Naxitamab [humanized 3f8 (hu3F8)] is a humanized monoclonal antibody (mAb) targeting the disialoganglioside GD2. It was approved in 2020 by the United States Food and Drug Administration (FDA) in combination with granulocyte-macrophage colony-stimulating factor (GM-CSF) for treatment of pediatric and adult patients with relapsed/refractory high-risk neuroblastoma, limited to the bone or bone marrow (BM). The team at Sant Joan de Déu Children's Hospital in Barcelona, Spain, have been using Naxitamab to treat neuroblastoma under clinical trial protocols [e.g. Trial 201, and hu3F8, irinotecan, temozolomide, and sargramostim (GM-CSF) (HITS) study] and compassionate use since 2017. The team has experience with two primary regimens: Naxitamab with GM-CSF only, or Naxitamab in combination with irinotecan, temozolomide, and GM-CSF (chemoimmunotherapy). This article aims to provide a practical overview of the team's experience with Naxitamab to date, including preparing the treatment room and selecting the team. Adverse event management, including the use of ketamine to manage pain during anti-GD2 mAb infusions, is also discussed. We hope this will provide practical information for other health care providers considering offering this treatment.

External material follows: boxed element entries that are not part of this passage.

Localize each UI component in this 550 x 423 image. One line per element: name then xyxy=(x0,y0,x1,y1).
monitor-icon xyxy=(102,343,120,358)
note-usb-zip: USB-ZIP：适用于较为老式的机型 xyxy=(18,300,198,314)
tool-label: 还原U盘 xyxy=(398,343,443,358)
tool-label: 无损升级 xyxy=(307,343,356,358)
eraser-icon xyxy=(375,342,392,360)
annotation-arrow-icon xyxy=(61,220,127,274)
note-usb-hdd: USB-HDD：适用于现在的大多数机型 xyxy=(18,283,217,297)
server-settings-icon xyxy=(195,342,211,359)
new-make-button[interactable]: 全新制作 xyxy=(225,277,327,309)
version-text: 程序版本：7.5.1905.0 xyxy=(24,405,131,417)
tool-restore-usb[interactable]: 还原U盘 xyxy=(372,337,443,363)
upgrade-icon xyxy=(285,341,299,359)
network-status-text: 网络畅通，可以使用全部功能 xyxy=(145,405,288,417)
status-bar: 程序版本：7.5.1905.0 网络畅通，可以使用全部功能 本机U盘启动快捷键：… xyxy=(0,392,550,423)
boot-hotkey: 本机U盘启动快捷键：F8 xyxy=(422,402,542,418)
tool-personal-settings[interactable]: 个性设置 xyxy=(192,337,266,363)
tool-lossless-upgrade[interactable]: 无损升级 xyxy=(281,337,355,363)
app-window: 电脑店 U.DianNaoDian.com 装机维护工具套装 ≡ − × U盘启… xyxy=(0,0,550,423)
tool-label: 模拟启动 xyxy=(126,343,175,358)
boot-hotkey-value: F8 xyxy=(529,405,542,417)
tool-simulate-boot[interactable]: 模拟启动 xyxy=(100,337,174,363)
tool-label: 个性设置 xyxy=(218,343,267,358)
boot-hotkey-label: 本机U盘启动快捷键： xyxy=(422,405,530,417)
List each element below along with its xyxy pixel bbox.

Outpatient administration of Naxitamab in combination with granulocyte-macrophage colony-stimulating factor in patients with refractory and/or relapsed high-risk neuroblastoma: Management of adverse events
Cancer Rep (Hoboken) 2023 Jan;6(1):e1627.PMID:35579862DOI:10.1002/cnr2.1627.

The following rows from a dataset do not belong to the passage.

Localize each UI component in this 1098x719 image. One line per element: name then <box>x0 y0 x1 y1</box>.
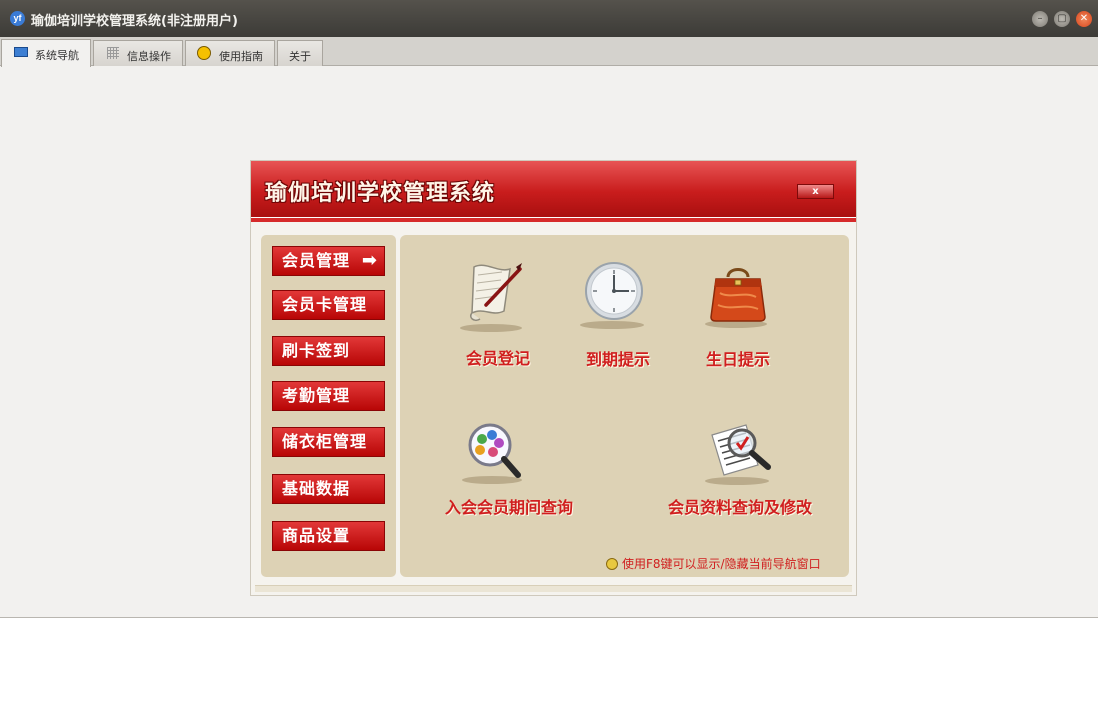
sidebar-item-member-management[interactable]: 会员管理 ➡ <box>272 246 385 276</box>
sidebar: 会员管理 ➡ 会员卡管理 刷卡签到 考勤管理 储衣柜管理 基础数据 商品设置 <box>261 235 396 577</box>
tab-strip: 系统导航 信息操作 使用指南 关于 <box>0 37 1098 67</box>
sidebar-item-member-card-management[interactable]: 会员卡管理 <box>272 290 385 320</box>
tab-info-operations[interactable]: 信息操作 <box>93 40 183 66</box>
panel-close-button[interactable]: x <box>797 184 834 199</box>
membership-period-query-button[interactable]: 入会会员期间查询 <box>445 494 573 518</box>
monitor-icon <box>14 47 28 57</box>
guide-icon <box>197 46 211 60</box>
minimize-icon: – <box>1037 13 1043 24</box>
grid-icon <box>107 47 119 59</box>
close-button[interactable]: ✕ <box>1076 11 1092 27</box>
tab-about[interactable]: 关于 <box>277 40 323 66</box>
tab-label: 使用指南 <box>219 50 263 63</box>
handbag-icon[interactable] <box>708 265 768 323</box>
title-bar[interactable]: yf 瑜伽培训学校管理系统(非注册用户) – ▢ ✕ <box>0 0 1098 37</box>
panel-header: 瑜伽培训学校管理系统 x <box>251 161 856 217</box>
tab-user-guide[interactable]: 使用指南 <box>185 40 275 66</box>
f8-hint: 使用F8键可以显示/隐藏当前导航窗口 <box>606 555 821 572</box>
icon-shadow <box>580 321 644 329</box>
sidebar-item-locker-management[interactable]: 储衣柜管理 <box>272 427 385 457</box>
sidebar-item-label: 会员卡管理 <box>282 295 368 314</box>
maximize-button[interactable]: ▢ <box>1054 11 1070 27</box>
tab-system-navigation[interactable]: 系统导航 <box>1 39 91 67</box>
sidebar-item-label: 考勤管理 <box>282 386 351 405</box>
panel-footer <box>255 585 852 592</box>
sidebar-item-label: 会员管理 <box>282 251 351 270</box>
sidebar-item-label: 刷卡签到 <box>282 341 351 360</box>
scroll-quill-icon[interactable] <box>464 259 524 327</box>
sidebar-item-label: 基础数据 <box>282 479 351 498</box>
birthday-reminder-button[interactable]: 生日提示 <box>706 346 770 370</box>
member-info-query-edit-button[interactable]: 会员资料查询及修改 <box>668 494 812 518</box>
app-window: yf 瑜伽培训学校管理系统(非注册用户) – ▢ ✕ 系统导航 信息操作 使用指… <box>0 0 1098 618</box>
tab-label: 信息操作 <box>127 50 171 63</box>
minimize-button[interactable]: – <box>1032 11 1048 27</box>
close-icon: ✕ <box>1079 13 1089 24</box>
tab-label: 系统导航 <box>35 49 79 62</box>
arrow-right-icon: ➡ <box>361 250 378 271</box>
document-magnifier-icon[interactable] <box>706 421 776 483</box>
clock-icon[interactable] <box>584 261 644 321</box>
action-area: 会员登记 到期提示 生日提示 入会会员期间查询 会员资料查询及修改 使用F8键可… <box>400 235 849 577</box>
navigation-panel: 瑜伽培训学校管理系统 x 会员管理 ➡ 会员卡管理 刷卡签到 考勤管理 储衣柜管… <box>250 160 857 596</box>
app-icon: yf <box>10 11 25 26</box>
header-divider <box>251 217 856 222</box>
panel-title: 瑜伽培训学校管理系统 <box>265 180 496 206</box>
window-title: 瑜伽培训学校管理系统(非注册用户) <box>31 14 238 29</box>
sidebar-item-card-check-in[interactable]: 刷卡签到 <box>272 336 385 366</box>
sidebar-item-label: 商品设置 <box>282 526 351 545</box>
sidebar-item-basic-data[interactable]: 基础数据 <box>272 474 385 504</box>
people-magnifier-icon[interactable] <box>466 423 522 481</box>
sidebar-item-product-settings[interactable]: 商品设置 <box>272 521 385 551</box>
tab-label: 关于 <box>289 50 311 63</box>
down-arrow-icon <box>606 558 618 570</box>
maximize-icon: ▢ <box>1057 13 1067 24</box>
member-registration-button[interactable]: 会员登记 <box>466 345 530 369</box>
sidebar-item-label: 储衣柜管理 <box>282 432 368 451</box>
hint-text: 使用F8键可以显示/隐藏当前导航窗口 <box>622 557 821 571</box>
sidebar-item-attendance-management[interactable]: 考勤管理 <box>272 381 385 411</box>
expiry-reminder-button[interactable]: 到期提示 <box>586 346 650 370</box>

Background: Naxitamab is a humanized GD2-binding monoclonal antibody that received accelerated approval from the U.S. Food and Drug Administration for refractory or relapsed high-risk neuroblastoma limited to bone or bone marrow. Trial 201 (NCT03363373) is an ongoing global clinical trial to evaluate the efficacy and safety of Naxitamab in combination with granulocyte-macrophage colony-stimulating factor in this population. Aims: Here, we review the safety profile and adverse event (AE) management associated with Naxitamab administration in a pediatric population, based on Trial 201 protocol guidelines and clinical trial experience. Methods and results: At least 50% of patients experienced pain, hypotension, bronchospasm, cough, vomiting, diarrhea, nausea, and tachycardia, with the following reported at grade ≥3 AEs for at least 10% of patients: pain, hypotension, urticaria, and bronchospasm. These AEs were generally manageable in the outpatient setting using premedications, supportive therapies, and appropriate monitoring post-infusion. Algorithms were established for infusion-related AEs, including hypotension and bronchospasm, to provide guidance to investigators for early recognition and timely intervention, including medication and infusion rate modification or interruption, or treatment discontinuation, based on AE severity. Educating patients and caregivers on what to expect regarding premedication at home, experience during the infusion cycle, and post-infusion monitoring helps optimize Naxitamab treatment and supportive therapies and may reduce treatment burden. Conclusion: This article highlights the protocol-based recommendations for the management of acute AEs associated with outpatient Naxitamab treatment in Trial 201. The authors recommend close monitoring and timely implementation of measures to ensure that patients can remain on treatment and obtain maximum clinical benefit from Naxitamab therapy.